|Our Really Big Adventure|
Golden Bay - Takaka
Hang Dog A Camp for Climbers
At 5 foot 8 with a deep lined face, pasty skin and long unkempt grey hair, Willie doesnt look like a climbing legend. But beneath the darting eyes and distracted gaze lies a passion for the vertical that has brought him all the way across the world from grey-skied Ireland to little known but aptly named Golden Bay in New Zealand. Once a back water of climbing, Willie has been key in creating what is now a climbing Mecca, not only new routing, but bolting, rebolting, and running a campsite solely for those that have come to sample the classics. Willie is as much a part of the climbing folklore of the region as its overhanging behemoths.
To call Hang Dog a camp would be like calling your home a house, because that is what Hang Dog is a home, a home for climbers. Despite being $US2 shy of free, the facilities were great, flushing toilet with paper, refrigerator, showers, cooking area, shelter from the rain and the most amazing swimming hole across the road in the river. In summers the Hang Dog Camp is full to overflowing, and desperate cashless climbers bivvy down by the river waiting for one of the 20 bunk beds or 30 tent sites to free up. Not being summer we were the only campers with another 4 in the bunkhouse.
The Swimming Hole
Spring isnt the ideal time for the swimming hole either, but brimming with enthusiasm after our first days climbing I let Sean (a fellow Hang Dog resident) convince me. Barbara decided it was too cold for a swim but shed bring along her suit just in case. Down by the river Sean quickly waded, trousers rolled to his knees, to a ledge lining our side of the river. The ledge was wet and slippery and had a roof at waist height. Looking at Sean crawling barefoot across it and his occasional slips averted by lightening climbing reflexes I decided that perhaps it would be a better idea to change into my togs before attempting the traverse.

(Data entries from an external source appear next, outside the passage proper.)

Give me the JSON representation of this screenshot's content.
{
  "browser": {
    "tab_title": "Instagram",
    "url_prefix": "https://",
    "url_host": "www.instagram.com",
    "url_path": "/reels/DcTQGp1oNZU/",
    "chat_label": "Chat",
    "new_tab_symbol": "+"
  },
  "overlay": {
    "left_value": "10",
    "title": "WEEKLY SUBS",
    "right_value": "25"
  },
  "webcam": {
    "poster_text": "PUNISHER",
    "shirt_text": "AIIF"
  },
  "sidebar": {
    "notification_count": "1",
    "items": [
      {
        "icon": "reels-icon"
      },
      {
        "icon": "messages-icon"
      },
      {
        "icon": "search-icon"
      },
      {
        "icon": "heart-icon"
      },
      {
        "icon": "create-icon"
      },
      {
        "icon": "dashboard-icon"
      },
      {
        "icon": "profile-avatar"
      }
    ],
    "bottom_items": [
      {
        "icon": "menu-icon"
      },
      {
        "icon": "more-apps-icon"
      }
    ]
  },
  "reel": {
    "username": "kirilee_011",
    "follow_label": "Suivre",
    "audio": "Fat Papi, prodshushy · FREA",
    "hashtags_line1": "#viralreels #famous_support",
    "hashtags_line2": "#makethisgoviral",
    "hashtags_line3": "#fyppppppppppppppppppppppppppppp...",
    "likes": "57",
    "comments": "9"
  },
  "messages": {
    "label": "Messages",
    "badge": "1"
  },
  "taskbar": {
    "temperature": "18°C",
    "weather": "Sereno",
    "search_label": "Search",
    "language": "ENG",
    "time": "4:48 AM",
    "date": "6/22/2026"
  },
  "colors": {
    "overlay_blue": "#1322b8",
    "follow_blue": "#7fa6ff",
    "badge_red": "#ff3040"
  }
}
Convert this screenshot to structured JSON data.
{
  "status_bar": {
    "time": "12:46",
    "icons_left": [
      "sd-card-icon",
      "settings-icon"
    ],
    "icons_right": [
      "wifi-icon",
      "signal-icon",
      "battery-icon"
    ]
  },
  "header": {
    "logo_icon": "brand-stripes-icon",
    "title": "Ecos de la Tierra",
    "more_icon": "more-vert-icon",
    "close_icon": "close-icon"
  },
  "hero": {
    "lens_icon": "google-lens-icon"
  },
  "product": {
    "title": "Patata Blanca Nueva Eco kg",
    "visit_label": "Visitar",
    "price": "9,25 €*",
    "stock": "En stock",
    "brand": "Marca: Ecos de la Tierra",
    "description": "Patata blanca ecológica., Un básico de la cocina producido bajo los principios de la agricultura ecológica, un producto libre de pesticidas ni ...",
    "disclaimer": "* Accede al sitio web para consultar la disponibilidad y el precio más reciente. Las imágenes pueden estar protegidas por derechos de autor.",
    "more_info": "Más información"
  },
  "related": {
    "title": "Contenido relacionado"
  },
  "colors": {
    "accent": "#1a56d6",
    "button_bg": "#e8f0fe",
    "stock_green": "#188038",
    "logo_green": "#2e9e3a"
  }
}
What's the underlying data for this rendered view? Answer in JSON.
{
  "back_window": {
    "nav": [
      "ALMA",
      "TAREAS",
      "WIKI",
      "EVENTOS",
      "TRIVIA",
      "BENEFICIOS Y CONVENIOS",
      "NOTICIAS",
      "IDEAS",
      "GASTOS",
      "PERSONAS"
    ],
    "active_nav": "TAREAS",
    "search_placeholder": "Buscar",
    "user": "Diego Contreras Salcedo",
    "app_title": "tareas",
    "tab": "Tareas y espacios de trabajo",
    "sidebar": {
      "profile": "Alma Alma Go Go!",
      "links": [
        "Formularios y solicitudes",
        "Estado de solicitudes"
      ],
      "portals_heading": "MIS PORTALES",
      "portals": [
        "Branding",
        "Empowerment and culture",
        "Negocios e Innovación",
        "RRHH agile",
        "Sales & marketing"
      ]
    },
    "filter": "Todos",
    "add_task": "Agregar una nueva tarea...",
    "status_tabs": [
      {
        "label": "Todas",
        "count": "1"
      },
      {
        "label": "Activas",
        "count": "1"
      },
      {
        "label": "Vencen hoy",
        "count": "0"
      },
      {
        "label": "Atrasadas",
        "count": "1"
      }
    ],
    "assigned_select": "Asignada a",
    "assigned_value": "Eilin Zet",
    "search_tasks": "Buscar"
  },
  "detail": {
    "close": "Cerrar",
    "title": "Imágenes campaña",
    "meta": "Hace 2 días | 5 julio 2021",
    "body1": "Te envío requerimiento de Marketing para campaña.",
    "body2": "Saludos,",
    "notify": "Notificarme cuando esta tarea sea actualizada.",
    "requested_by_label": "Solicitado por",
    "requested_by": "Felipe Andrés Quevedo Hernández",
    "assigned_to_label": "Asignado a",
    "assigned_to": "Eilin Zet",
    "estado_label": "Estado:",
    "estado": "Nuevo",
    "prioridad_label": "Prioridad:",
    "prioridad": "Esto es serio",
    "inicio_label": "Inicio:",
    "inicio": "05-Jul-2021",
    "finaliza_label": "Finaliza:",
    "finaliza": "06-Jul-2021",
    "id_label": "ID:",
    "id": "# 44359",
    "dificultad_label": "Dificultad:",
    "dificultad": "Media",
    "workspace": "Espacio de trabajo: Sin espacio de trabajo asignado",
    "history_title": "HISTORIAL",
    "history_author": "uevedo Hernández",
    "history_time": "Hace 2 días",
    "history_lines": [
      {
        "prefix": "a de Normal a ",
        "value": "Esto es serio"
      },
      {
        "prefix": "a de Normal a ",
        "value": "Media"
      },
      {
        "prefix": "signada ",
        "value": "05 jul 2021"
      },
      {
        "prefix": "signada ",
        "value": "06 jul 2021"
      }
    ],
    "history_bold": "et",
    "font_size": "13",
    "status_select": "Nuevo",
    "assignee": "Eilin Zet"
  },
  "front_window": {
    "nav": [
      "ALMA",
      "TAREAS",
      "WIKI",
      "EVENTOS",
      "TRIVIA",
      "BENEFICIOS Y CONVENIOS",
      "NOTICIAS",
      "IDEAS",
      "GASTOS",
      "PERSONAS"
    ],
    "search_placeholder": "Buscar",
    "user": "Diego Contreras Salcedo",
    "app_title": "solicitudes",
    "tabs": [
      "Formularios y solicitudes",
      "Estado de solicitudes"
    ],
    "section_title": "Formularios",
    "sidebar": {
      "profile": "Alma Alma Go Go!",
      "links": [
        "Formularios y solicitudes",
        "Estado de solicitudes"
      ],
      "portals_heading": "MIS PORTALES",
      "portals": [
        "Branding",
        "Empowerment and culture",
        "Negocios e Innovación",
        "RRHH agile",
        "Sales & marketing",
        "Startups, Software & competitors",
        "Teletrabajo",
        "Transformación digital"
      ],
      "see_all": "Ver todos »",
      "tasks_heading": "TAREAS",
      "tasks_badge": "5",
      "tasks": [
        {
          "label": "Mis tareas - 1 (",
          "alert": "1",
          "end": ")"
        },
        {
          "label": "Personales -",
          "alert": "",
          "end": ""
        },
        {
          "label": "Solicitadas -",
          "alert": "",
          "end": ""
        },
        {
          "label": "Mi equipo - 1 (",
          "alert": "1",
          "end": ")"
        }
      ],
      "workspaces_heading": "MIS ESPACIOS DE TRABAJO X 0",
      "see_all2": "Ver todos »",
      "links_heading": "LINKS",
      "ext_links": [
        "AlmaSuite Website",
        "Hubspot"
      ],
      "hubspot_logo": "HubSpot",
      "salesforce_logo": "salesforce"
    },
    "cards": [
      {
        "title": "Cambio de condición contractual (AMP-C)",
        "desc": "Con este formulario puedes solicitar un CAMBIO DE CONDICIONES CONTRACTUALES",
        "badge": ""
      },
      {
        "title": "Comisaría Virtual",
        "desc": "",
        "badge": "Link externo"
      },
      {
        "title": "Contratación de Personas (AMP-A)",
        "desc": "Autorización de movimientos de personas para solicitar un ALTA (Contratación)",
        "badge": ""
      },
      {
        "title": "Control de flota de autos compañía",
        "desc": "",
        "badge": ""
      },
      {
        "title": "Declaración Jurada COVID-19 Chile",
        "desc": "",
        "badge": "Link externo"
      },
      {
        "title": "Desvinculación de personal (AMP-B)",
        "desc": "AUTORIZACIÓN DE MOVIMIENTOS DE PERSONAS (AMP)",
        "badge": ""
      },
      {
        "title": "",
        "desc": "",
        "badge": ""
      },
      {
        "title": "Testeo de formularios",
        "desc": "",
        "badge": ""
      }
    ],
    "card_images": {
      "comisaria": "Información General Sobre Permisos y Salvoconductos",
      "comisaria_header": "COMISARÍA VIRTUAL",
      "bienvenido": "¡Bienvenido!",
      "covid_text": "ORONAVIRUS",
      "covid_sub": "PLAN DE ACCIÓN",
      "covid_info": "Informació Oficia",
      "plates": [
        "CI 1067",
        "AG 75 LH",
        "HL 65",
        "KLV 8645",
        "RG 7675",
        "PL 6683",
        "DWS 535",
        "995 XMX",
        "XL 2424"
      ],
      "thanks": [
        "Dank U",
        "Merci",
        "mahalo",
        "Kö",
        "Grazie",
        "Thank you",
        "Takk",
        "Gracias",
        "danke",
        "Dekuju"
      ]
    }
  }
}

Leaving Barbara behind I waded into the Baltic waters and started crawling along the slime-covered ledge with my now numb feet. It certainly felt precarious and only luck saved me from an early dip. After five minutes of pushing my luck the ledge widened and heightened and there was Sean doing Tarzan impressions out over the river on a rope swing. It was absolutely idyllic, but the current seemed a bit fast, not to mention cold, for safe swimming. I reckon its best if we leave it today, he shouted at me while swinging out over the river, The rains of the last few days have swollen it too much. I eagerly agreed.
Suddenly we heard a shriek from behind us and we crouched down to look back along the ledge. Barbara was in the water, arms flailing with great splashes. She had decided to follow us and had slipped on the slime, falling unceremoniously into the water. The freezing water seized her muscles and, much to our amusement, each effort to clamber back onto the ledge resulted in failure. Eventually, almost paralysed with cold and laughing hysterically, she gave up and waded back to the bank. She was less than impressed when we came back bone dry.
The Mussel Inn
If there is one thing that New Zealand doesnt excel in its pubs, and we had been in some truly awful swill houses. Excuse our snobbery but we simply dont find fluorescent lit, characterless square rooms with pokies blaring in the corner the most pleasant places to enjoy the company of friends. So it was with some degree of delight that we learnt that New Zealands best pub, the Mussel Inn, was just 30 kilometres out of town. Eager to wallow in every climbers right of exaggerated tales of might, we designated a driver and headed out for the night.
Possums may be endangered in their native Australia but as a predatorless introduced species in New Zealand they have run rampant, destroying crops and all but wiping out New Zealands native flightless birds. Anti-possum feeling runs high but it still came as a surprise to us when the first thing we noticed in the Mussel Inn was the black board, which read Free beer with every possum tail! Underlined and in bolder chalk was Tails must be fresh.
Later that night as our designated driver drove us home two tiny cats eyes appeared in the middle of road, where no cat eyes should have been, quickly followed by a sickening crunch and an even more sickening feeling that if only this had happened on the way to the pub wed either be 4 dollars better off or one beer drunker.
Takaka has something for every climber and like most of literally minded New Zealand the names tell the tale. Not being the strongest we were keener on the more timidly named areas such as Little Lost Wall than the more brutish Wall of Thugs. However, the last few days rain and subsequent seepage meant that Cathedral Rock by the sea was our best bet for dry cliff.
The climbing was superb and one day easily led into another. Our original short visit to Golden Bay was extended and then extended again until the inflexibility of ferry tickets to the North Island forced departure. Long routes at our grade meant we quickly returned to the best of our form and we were thrilled with our progress. After 6 days on the rock I was climbing a full two grades above when I arrived and Barbara was back to leading with some degree of confidence. We finished our time on Takaka dreaming of buying a holiday home nestled among rocks just a stones throw from the sea.